After a month of violent struggle, it was a popular local preacher that managed to arrange Coke's peaceful surrender to authorities. At the time of his surrender, Coke said that he chose to accept extradition rather than watch the bloodshed in Jamaica continue. More than 70 people had already died in the violence.
Coke's extradition created tension between the Jamaican government and the U.S. Initially, Jamaican Prime Minister Bruce Golding fought the extradition but, after facing criticism at home and abroad, he relented.
Golding, who represents Tivoli Gardens in Parliament, was accused of having strong links to the drug dealer.

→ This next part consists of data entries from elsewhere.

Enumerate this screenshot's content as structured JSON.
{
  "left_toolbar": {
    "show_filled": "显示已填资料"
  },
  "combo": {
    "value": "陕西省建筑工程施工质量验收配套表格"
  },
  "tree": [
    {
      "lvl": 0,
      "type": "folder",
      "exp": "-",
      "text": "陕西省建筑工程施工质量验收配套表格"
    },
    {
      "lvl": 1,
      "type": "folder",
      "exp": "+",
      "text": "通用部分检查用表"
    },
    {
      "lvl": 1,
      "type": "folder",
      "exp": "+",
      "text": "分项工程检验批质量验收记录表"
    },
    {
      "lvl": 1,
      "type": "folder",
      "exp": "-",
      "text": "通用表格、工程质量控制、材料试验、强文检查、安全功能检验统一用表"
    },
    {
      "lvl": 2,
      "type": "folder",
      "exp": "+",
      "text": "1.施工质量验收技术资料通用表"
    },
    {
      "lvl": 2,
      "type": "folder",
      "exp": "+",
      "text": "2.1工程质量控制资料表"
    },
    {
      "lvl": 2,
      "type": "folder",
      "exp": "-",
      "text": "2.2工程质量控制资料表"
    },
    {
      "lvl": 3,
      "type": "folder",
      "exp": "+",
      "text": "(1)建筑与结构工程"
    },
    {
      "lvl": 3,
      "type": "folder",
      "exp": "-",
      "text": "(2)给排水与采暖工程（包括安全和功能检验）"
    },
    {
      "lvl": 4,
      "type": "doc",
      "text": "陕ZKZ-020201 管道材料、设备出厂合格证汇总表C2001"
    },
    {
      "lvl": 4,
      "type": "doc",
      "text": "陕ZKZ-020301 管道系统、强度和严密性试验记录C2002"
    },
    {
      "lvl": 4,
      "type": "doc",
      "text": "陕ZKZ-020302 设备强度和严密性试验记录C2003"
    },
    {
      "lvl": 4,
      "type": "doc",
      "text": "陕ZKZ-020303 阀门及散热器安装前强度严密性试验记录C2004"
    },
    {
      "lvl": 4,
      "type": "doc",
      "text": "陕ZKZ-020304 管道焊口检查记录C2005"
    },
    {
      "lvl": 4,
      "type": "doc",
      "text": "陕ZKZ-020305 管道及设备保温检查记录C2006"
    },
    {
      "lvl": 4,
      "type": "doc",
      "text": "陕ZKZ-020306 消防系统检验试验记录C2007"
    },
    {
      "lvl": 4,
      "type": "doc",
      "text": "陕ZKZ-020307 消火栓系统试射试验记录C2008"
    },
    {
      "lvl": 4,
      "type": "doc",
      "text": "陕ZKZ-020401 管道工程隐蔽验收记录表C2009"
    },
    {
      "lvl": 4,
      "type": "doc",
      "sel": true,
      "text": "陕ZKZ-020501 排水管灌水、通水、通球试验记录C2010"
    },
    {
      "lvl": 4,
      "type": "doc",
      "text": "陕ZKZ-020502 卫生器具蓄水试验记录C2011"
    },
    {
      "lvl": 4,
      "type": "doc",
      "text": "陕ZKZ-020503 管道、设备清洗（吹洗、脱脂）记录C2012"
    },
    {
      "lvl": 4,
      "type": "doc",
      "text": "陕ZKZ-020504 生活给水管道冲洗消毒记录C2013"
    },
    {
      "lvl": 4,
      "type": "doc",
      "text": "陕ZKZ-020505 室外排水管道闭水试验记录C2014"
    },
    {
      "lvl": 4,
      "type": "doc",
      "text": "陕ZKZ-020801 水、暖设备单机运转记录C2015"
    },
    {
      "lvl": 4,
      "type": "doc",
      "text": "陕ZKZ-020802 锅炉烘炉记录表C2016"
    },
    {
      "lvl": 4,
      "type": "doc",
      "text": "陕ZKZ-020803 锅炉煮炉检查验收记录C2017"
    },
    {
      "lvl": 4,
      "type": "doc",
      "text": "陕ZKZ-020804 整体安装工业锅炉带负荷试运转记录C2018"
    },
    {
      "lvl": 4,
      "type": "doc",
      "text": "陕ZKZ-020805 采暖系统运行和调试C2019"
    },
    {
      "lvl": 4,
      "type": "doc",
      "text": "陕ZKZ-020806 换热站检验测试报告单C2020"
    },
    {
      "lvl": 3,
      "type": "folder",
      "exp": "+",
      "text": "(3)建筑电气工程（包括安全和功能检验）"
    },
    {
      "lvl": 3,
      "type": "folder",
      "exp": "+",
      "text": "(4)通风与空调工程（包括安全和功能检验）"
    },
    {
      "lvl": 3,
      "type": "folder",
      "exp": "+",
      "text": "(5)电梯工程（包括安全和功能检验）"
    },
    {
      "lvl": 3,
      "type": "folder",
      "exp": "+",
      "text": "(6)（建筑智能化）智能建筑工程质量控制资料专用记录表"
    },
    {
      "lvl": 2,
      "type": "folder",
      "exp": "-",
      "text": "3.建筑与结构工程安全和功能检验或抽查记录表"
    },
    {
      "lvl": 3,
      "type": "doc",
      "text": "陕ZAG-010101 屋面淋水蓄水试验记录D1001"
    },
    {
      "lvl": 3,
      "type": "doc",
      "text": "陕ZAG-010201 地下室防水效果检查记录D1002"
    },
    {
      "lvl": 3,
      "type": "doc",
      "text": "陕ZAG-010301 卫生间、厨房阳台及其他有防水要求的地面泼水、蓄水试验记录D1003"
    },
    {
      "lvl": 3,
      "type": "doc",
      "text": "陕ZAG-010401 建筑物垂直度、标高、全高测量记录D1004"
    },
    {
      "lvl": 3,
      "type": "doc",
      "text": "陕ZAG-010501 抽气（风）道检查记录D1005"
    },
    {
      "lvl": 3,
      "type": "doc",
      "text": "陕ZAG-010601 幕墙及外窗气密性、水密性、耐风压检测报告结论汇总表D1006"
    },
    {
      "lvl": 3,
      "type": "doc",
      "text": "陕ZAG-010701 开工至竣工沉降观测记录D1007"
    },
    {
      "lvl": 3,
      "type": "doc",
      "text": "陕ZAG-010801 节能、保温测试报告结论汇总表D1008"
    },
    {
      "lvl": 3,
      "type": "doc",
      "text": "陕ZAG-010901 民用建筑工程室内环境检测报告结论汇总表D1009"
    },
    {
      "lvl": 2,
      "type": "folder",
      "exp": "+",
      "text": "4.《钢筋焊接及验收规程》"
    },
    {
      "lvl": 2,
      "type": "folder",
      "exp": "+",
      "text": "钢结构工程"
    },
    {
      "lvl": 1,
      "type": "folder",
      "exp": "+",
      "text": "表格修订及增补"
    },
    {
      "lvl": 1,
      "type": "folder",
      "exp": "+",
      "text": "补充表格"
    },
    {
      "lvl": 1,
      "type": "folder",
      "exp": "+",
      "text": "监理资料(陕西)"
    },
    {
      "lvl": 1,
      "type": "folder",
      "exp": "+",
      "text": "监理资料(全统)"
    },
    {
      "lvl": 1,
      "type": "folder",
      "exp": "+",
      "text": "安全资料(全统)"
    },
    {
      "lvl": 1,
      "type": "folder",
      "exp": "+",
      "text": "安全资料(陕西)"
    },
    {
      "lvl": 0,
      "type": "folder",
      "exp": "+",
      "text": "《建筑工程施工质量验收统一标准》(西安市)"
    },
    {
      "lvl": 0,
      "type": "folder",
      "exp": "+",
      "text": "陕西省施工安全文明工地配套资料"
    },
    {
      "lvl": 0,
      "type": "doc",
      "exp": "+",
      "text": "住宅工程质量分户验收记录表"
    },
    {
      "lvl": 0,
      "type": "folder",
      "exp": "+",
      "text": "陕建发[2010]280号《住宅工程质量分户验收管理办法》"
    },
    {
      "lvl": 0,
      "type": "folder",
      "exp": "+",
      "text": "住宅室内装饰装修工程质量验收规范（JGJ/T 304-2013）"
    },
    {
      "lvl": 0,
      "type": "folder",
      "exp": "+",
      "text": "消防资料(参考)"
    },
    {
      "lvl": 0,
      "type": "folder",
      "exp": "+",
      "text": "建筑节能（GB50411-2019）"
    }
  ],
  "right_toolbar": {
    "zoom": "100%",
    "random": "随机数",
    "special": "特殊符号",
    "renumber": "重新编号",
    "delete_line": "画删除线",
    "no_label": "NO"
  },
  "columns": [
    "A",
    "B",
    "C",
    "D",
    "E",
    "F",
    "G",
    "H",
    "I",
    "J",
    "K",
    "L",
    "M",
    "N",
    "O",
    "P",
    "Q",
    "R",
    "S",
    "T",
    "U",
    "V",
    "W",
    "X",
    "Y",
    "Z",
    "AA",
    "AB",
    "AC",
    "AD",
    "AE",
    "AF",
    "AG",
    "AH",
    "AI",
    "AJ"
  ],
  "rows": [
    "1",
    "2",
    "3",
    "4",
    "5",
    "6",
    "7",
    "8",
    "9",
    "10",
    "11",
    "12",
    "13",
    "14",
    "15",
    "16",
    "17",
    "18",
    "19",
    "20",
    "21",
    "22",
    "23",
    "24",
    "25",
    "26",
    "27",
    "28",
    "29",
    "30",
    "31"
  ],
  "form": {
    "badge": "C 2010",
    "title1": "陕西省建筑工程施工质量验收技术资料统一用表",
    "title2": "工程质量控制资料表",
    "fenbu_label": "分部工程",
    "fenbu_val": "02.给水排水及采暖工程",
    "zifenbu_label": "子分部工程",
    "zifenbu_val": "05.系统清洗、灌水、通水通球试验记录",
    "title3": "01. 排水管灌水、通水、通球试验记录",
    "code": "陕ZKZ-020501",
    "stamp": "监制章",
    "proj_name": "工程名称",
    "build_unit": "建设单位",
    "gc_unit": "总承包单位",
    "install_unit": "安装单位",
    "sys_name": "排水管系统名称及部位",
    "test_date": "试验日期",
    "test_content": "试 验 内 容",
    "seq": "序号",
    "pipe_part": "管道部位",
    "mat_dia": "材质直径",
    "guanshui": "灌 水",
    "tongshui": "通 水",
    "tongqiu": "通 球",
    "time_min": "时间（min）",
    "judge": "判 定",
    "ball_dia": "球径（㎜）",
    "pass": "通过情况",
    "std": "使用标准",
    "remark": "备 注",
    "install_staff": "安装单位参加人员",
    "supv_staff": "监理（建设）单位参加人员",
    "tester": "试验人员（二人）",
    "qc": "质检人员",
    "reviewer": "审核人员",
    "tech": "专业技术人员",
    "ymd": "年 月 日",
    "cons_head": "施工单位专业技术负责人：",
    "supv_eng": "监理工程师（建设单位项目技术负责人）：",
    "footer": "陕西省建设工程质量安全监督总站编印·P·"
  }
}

Coke pleaded guilty today to one count of racketeering conspiracy and one count of conspiracy to commit assault with a dangerous weapon in aid of racketeering.
"For nearly two decades, Christopher Coke led a ruthless criminal enterprise that used fear, force and intimidation to support its drug and arms trafficking 'businesses.' He moved drugs and guns between Jamaica and the United States with impunity," U.S. attorney Preet Bharara said. "Today's plea is a welcome conclusion to this ugly chapter of criminal history."
Coke is scheduled to be sentenced Dec.8 when he could face up to 20 years in prison and deportation back to Jamaica.